Contrairement à l’image d’un front continu de 1 000 kilomètres (km) allant de Kharkiv à Kherson, la guerre de position qui s’est imposée en Ukraine depuis l’automne 2022 est, aux échelons tactique et opérationnel, profondément lacunaire et fluide. Pour survivre sur un champ de bataille saturé de capteurs et en puissance de feu, les forces en présence se sont démécanisées et dispersées. Selon les Russes, « en défense, 10 hommes maximum […] peuvent retenir l’avancée d’un ennemi supérieur, parfois jusqu’à l’équivalent d’une compagnie renforcée ». « Les opérations à grande échelle mettant en œuvre des bataillons et des régiments » sont rendues prohibitives par l’impératif d’assurer un « soutien complet et global » en matière de renseignement, surveillance et reconnaissance (ISR) sur toute la profondeur défensive adverse, mais aussi de guerre électronique (GE), de défense sol-air (DSA), et d’appui-feux par l’artillerie, l’aviation ou des drones de frappe. Cette complexité confère ainsi aux opérations le caractère d’une progression méthodique et saccadée, proche dans son esprit de la « bataille conduite » de la fin du premier conflit mondial. Chaque poussée requiert des efforts de préparation et de coordination qui s’avèrent insoutenables à plus large échelle ou sur la durée pour les organisations traditionnelles. En conséquence, l’introduction des forces s’apparente à la menée d’incursions ou de raids limités. L’infanterie en est réduite à s’infiltrer par petits groupes et, comme le décrit un officier russe, à monter à l’assaut « à cheval » sur des véhicules sans protection mais rapides.

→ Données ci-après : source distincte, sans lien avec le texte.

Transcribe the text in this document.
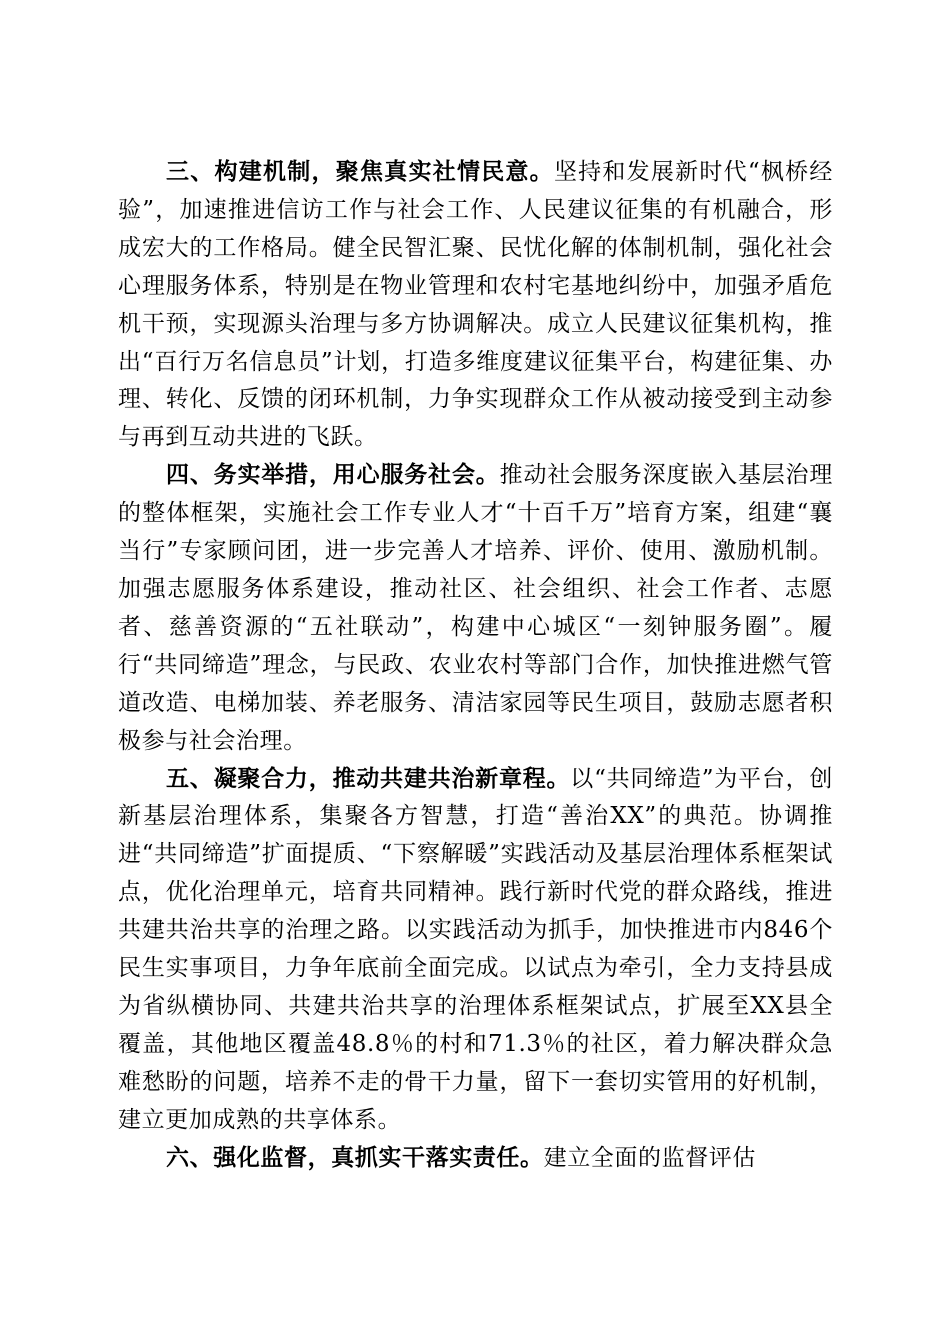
三、构建机制，聚焦真实社情民意。坚持和发展新时代“枫桥经验”，加速推进信访工作与社会工作、人民建议征集的有机融合，形成宏大的工作格局。健全民智汇聚、民忧化解的体制机制，强化社会心理服务体系，特别是在物业管理和农村宅基地纠纷中，加强矛盾危机干预，实现源头治理与多方协调解决。成立人民建议征集机构，推出“百行万名信息员”计划，打造多维度建议征集平台，构建征集、办理、转化、反馈的闭环机制，力争实现群众工作从被动接受到主动参与再到互动共进的飞跃。

四、务实举措，用心服务社会。推动社会服务深度嵌入基层治理的整体框架，实施社会工作专业人才“十百千万”培育方案，组建“襄当行”专家顾问团，进一步完善人才培养、评价、使用、激励机制。加强志愿服务体系建设，推动社区、社会组织、社会工作者、志愿者、慈善资源的“五社联动”，构建中心城区“一刻钟服务圈”。履行“共同缔造”理念，与民政、农业农村等部门合作，加快推进燃气管道改造、电梯加装、养老服务、清洁家园等民生项目，鼓励志愿者积极参与社会治理。

五、凝聚合力，推动共建共治新章程。以“共同缔造”为平台，创新基层治理体系，集聚各方智慧，打造“善治XX”的典范。协调推进“共同缔造”扩面提质、“下察解暖”实践活动及基层治理体系框架试点，优化治理单元，培育共同精神。践行新时代党的群众路线，推进共建共治共享的治理之路。以实践活动为抓手，加快推进市内846个民生实事项目，力争年底前全面完成。以试点为牵引，全力支持县成为省纵横协同、共建共治共享的治理体系框架试点，扩展至XX县全覆盖，其他地区覆盖48.8％的村和71.3％的社区，着力解决群众急难愁盼的问题，培养不走的骨干力量，留下一套切实管用的好机制，建立更加成熟的共享体系。

六、强化监督，真抓实干落实责任。建立全面的监督评估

L’échelonnement des feux et des capteurs robotisés, dronisés, automatisés remplace ainsi celui des forces, devenu insoutenable humainement et matériellement pour deux États post-industriels. La dronisation aboutit à former un véritable maillage et tuilage « multi-feux, multi-champs » extrêmement résilient et adaptatif qui enserre les actions des deux belligérants et accapare leur attention.
Des bouleversements d’une telle ampleur imposent par conséquent de trancher cette question : la dronisation incarne-t-elle une révolution militaire ? En revenant d’abord sur les critères d’un tel concept, l’analyse portera sur ses caractéristiques et implications, au niveau des appareils, des systèmes de production puis dans la conduite des opérations.